While businesses and social media marketers rush to capitalize on the Brazilian balloon, Vail Valley residents have an opportunity to engage in long distance exchanges that delve deeper than dollars. The Wall Street Journal relayed some interesting statistics: Brazil placed second only to the U.S. in number of Facebook and YouTube users, and Brazilian usage rates and times rise while ours dip.

Businesses will analyze and translate those statistics through marketing and conversion methods and models. The rest of us can analyze and translate those statistics through social and cultural introductions and education. Virtual visits don’t depend on a travel itinerary. We can visit a Brazilian Facebook page and participate in a conversation or witness a raw but real YouTube video of rural lifestyles, experience a cultural performance, common celebration, particular challenge or triumph. While we marvel at the rain forests, we can truly appreciate the everyday toils, threats and turmoil tour guides seldom mention and tourists rarely appreciate (let alone experience).

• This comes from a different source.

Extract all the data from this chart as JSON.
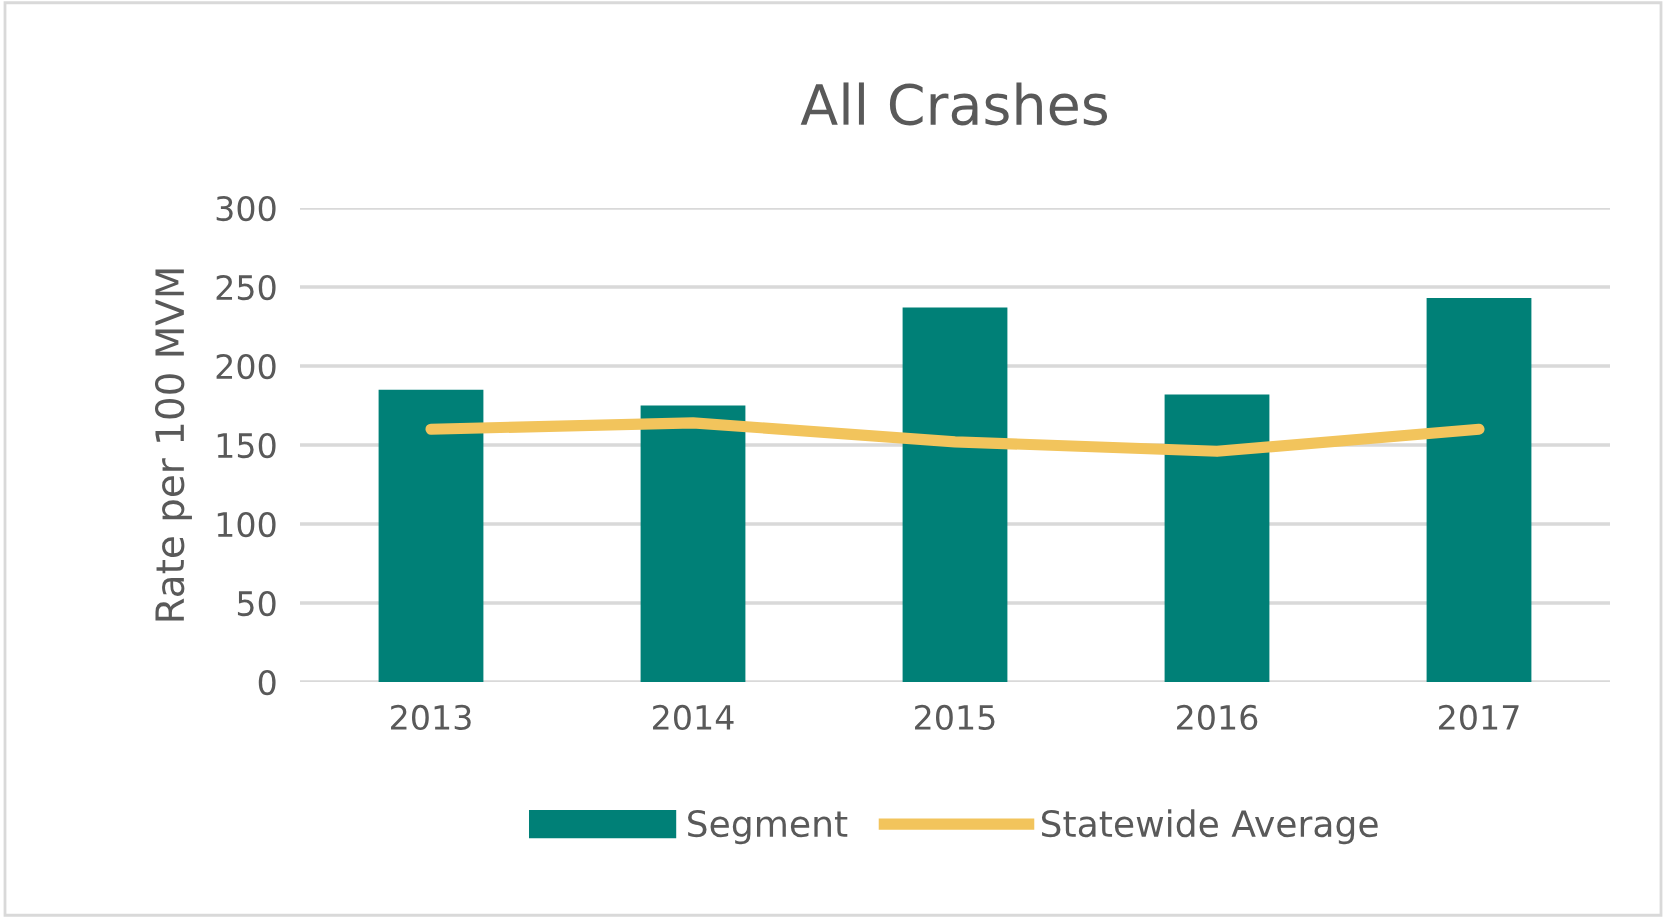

While my graduate marketing courses defined the external environment in business terms — outside proprietary and corporate ownership and operations — virtual travel and interaction allow individuals to survey, analyze, understand, experience and respond to external environments on a more primal and personal level. After all, in the digital world, does an external environment even exist?

Wayne Trujillo, director of communications for the Chamber of the Americas, is a Minturn native and Battle Mountain High School graduate. His family moved to Eagle County nearly a century ago. His uncle, Oscar Meyer, was the Eagle County sheriff gunned down by James Sherbondy on Tennessee Pass in 1937, and his Aunt Ollie Meyer was Eagle County superintendent of schools. His grandparents, Irene and Ralph Meyer, moved to Minturn in the 1940s and owned and operated Meyer’s Garage. He currently lives in Denver.